WIFI EMPOWERMENT: Towards Flexible, Adaptable and Reliable QoS in IoT Networks
IoT networks are expanding at an unprecedented rate, with new use cases and applications being developed every day. The IoT sensors and devices in these networks rely heavily on their wireless connectivity to deliver data reliably, particularly in smart healthcare and industrial IoT networks. These connectivity requirements vary significantly in terms of throughput, latency, and packet loss, depending on the use case. These connectivity requirements, also known as Quality of Service (QoS) requirements, are very diverse and require intelligent solutions for the success of underlying use cases.
WiFi, being the most widely used technology for IoT connectivity, lacks the necessary QoS diversity to support diverse IoT applications. To address this limitation, Kamran introduced an improved QoS architecture to bring QoS diversity into WiFi. These improvements helped satisfy QoS requirements of latency-sensitive and data-hungry use cases and applications in healthcare and industrial IoT use cases.
Kamran also proposed a more flexible and dynamic QoS solution in WiFi by leveraging Software Defined Networking (SDN) and Network Slicing technology in WiFi. This solution helped achieve a more flexible QoS delivery system, thereby improving resource efficiency and robustness in WiFi. Since wireless network conditions and QoS requirements change over time, Kamran employed deep reinforcement learning (DRL) to develop a fully autonomous and adaptive WQoS management system in WiFi that delivers QoS in a continuously evolving wireless environment.

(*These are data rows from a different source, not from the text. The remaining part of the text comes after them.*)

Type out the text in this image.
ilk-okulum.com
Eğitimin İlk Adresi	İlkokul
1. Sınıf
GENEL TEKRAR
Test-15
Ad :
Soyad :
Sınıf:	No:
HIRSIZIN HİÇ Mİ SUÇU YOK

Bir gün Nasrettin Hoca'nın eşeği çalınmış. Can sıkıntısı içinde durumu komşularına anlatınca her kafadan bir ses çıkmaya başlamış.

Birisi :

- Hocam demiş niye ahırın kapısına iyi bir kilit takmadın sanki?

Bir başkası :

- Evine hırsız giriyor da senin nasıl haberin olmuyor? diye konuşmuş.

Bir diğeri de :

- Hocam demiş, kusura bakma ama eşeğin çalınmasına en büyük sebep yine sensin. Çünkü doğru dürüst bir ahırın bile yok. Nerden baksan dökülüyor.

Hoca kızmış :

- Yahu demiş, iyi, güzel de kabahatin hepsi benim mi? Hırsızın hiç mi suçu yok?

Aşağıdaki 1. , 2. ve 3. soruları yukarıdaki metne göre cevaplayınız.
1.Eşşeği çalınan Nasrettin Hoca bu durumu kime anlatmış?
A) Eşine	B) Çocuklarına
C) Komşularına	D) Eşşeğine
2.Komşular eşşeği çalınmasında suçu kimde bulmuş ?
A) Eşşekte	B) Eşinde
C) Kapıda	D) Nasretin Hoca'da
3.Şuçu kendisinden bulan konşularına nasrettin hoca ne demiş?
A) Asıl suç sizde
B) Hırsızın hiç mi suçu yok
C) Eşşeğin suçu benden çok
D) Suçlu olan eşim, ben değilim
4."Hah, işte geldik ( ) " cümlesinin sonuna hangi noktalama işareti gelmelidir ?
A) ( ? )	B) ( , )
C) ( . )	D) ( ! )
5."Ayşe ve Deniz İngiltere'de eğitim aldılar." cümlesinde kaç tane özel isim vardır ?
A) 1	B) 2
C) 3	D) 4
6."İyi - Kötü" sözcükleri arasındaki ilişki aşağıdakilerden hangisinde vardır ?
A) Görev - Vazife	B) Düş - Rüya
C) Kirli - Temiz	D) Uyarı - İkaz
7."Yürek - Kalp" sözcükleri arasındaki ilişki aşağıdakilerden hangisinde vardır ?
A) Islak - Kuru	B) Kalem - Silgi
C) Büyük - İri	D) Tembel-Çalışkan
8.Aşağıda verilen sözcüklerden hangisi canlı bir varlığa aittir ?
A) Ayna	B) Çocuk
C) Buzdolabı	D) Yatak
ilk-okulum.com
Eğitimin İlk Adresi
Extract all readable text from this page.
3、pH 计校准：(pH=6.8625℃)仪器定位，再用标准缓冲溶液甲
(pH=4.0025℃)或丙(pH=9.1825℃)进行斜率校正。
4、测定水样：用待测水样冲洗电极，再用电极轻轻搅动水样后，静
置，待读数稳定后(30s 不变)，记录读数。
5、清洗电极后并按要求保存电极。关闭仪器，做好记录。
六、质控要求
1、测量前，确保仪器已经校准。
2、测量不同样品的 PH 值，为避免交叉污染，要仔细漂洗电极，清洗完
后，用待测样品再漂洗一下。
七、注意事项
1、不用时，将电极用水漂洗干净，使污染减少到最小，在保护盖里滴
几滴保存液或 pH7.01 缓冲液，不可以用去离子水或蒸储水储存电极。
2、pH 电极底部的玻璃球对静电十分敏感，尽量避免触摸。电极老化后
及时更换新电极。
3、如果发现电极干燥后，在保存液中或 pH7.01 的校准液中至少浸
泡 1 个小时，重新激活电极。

To further enhance the reliability and robustness of the system, Kamran proposed a Cross-Layer Design (CLD) approach alongside a DRL-based optimization method to create a fully flexible, adaptable, and reliable QoS architecture for WiFi-based IoT networks. This architecture can serve as a baseline to further develop a more scalable QoS management system using distributed and edge learning techniques in the future.